VCR Technology (Variable Compresion Ratio)
Most of the time, however, gasoline engines operate at relatively low power levels under slow acceleration, lower speed, or light loads.If the compression ratio were increased at low-power operation, gasoline engines could achieve higher fuel efficiency.
A variable compression ratio (VCR) engine is able to operate at different compression ratios, depending on the particular vehicle performance needs. The VCR engine is optimized for the full range of driving conditions, such as acceleration, speed, and load. At low power levels, the VCR engine operates at high compression to capture fuel efficiency benefits, while at high power levels, it operates at low compression levels to prevent knock
To further improve fuel economy, the VCR engine is small, with about one-third the displacement volume of a conventional gasoline engine. A supercharger boosts engine peak power when needed for occasional hard acceleration or hill climbing.

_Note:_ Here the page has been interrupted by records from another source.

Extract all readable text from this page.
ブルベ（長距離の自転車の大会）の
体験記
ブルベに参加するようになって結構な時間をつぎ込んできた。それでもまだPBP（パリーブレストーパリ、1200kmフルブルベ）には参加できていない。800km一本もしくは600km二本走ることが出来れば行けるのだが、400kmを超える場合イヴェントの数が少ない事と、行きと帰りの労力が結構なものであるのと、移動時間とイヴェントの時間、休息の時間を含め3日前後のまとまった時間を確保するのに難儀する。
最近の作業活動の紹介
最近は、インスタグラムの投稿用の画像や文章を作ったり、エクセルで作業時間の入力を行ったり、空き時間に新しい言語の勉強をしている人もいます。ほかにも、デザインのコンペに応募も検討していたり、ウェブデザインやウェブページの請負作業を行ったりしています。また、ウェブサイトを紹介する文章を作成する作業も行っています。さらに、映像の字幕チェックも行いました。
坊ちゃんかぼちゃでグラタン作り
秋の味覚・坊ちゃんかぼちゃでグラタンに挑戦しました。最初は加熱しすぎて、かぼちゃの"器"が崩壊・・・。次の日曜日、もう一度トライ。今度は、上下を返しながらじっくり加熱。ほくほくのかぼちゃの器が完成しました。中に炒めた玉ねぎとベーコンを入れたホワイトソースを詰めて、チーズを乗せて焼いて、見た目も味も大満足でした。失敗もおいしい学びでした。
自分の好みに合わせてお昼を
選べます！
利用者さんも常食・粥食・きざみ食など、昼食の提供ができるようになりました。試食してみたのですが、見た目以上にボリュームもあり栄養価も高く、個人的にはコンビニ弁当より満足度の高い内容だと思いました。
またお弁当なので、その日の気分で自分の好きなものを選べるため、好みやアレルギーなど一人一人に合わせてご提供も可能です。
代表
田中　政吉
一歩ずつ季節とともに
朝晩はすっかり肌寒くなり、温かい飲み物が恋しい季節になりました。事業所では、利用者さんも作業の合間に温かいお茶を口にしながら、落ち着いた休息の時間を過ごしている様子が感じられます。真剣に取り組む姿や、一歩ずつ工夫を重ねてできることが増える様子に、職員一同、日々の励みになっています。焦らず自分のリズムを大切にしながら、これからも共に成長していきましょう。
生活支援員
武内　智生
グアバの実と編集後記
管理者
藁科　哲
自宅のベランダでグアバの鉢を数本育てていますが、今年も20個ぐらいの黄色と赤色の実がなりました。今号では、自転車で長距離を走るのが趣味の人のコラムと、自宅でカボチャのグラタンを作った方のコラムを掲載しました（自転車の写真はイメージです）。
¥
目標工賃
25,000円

Computer modeling showed that the projected efficiencies for the VCR engine should meet the propulsion system requirements needed to reach the goal of 80 miles per gallon set by the Partnership for a New Generation of Vehicles (PNGV).
AVL Powertrain conducted dynamometer tests on an engine in which the compression ratios were varied. Findings from these tests include the following:
■ The test results validated the efficiencies
■ The test engine exhibited a very favorable burn rate and coefficient of variance, which allow the application of lean-burn technology that will further improve efficiency. Predicted by the computer model.
■ A preliminary evaluation of hydrocarbon and nitrogen oxide emission levels yielded results that were favorable and consistent with expectations for a gasoline engine of similar power output.
At the low power levels (0-20 kW), typical of most vehicle operating conditions, the VCR engine could achieve efficiency comparable to that of a diesel engine – about 25% higher than that of a conventional gasoline engine (see graph on page 1).
At the same time, because it is a gasoline engine, the VCR engine should be able to achieve federal Tier 2 and California LEV 2 emission standards.
■ Develop an optimized cylinder head for the VCR engine that is capable of realizing the full potential of this technology.
■ Conduct an optimization assessment and determine the best engine configuration and develop optimized components for a second-generation engine.
Develop a second generation engine by using assessment results and optimized componenets.